As with most sitcoms, we work a five-day week. We do a five-day episode. We start on Mondays with a table read where we all get together and read it with the network and everybody sitting there so they can all hear it out loud. Then the writers will go and rewrite it while we go and rehearse and we’ll do our wardrobe fittings usually that day so we can figure out what we’re going to wear for the week.

Then Tuesdays we come in and we rehearse the new script. We’ll rehearse, rehearse, rehearse and we’ll put the show on. We’ll do the whole show once through, called the run-though for the producers. The writers and producers will come down and watch a run-through and then they’ll go back and that night they’ll work on their changes.

Wednesday, we’ll do the exact same thing where we work the new script through all the way. Then we put on a network run-through where the network comes and listens to it and they see it. Then they make their notes on it and the writers go away again and rewrite it.

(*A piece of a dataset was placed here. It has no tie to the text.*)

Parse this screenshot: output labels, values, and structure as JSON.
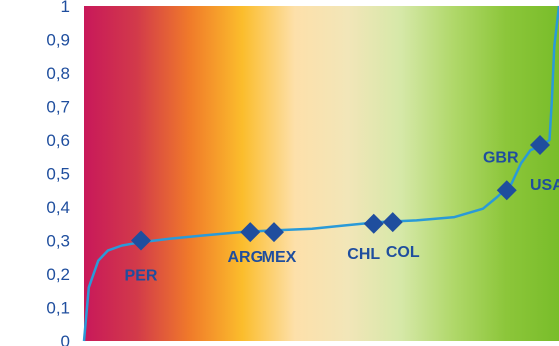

Thursday, we come in and we block the whole show for the cameras. We basically go through the whole show scene-by-scene so the cameras can figure out where they go, where we go. We put tape on the floor and literally mark every piece of blocking we have and the cameras do the same. Then we get in hair and makeup and shoot a few scenes that the audience needs to see for the next day. They’re usually on swing sets, so they’re somewhere where the audience can’t see them or they’re big costume changes or something like that, so we can knock those out of the way.

Then Friday we come in again and do the camera blocking in the morning and then get ready for the live show. We eat dinner all together at 3pm, 4pm we’re in hair and makeup doing the speed-through of the script with the cast while they’re getting their hair and makeup touched up. Then 5pm we go live on the show and we usually wrap by 9pm.


I didn't really know how standard of a schedule this is, but it appears that it is a great schedule, at least for Melissa Joan Hart. She gave a little more detail about some of the interesting parts about shooting the show as well.

"We
’re not shooting until 11 or 12 or 2am like some episodics, and we’re not doing 9-day weeks. Sabrina the Teenage Witch worked 12-15 hours every day, since it was a single camera and no audience. With an audience, the pressure is on, but the schedule is nice all week where you’re hanging out in a t-shirt and jeans."

Mondays they really only work about three hours. Tuesday is about five, and it gets longer every day. Fridays end up being 12-hour days, but “that’s not bad at all in this business.” Thursday night you "memorize the crap out of the script" for 2-3 hours and then the next day there might be changes. They might do one take for the audience the way it’s written and there will need to be changes in 3, 4, 5 lines in a scene, so they do it again with those changes. There’s a balance to keeping your brain locked down but at the same time leaving space for “alts” which are alterations that happen. Then they have several different options to run. For instance, in an episode last fall, Mel spits wine across the room in a take they used for a preview for that episode, but in the actual episode they used a take where she just choked a little on the wine.


I don't know about you, but I found this all very fascinating! I've never seen a live show taped (I saw a podcast taped once, if that counts)
, so it was neat to hear about how that really affects how it all works!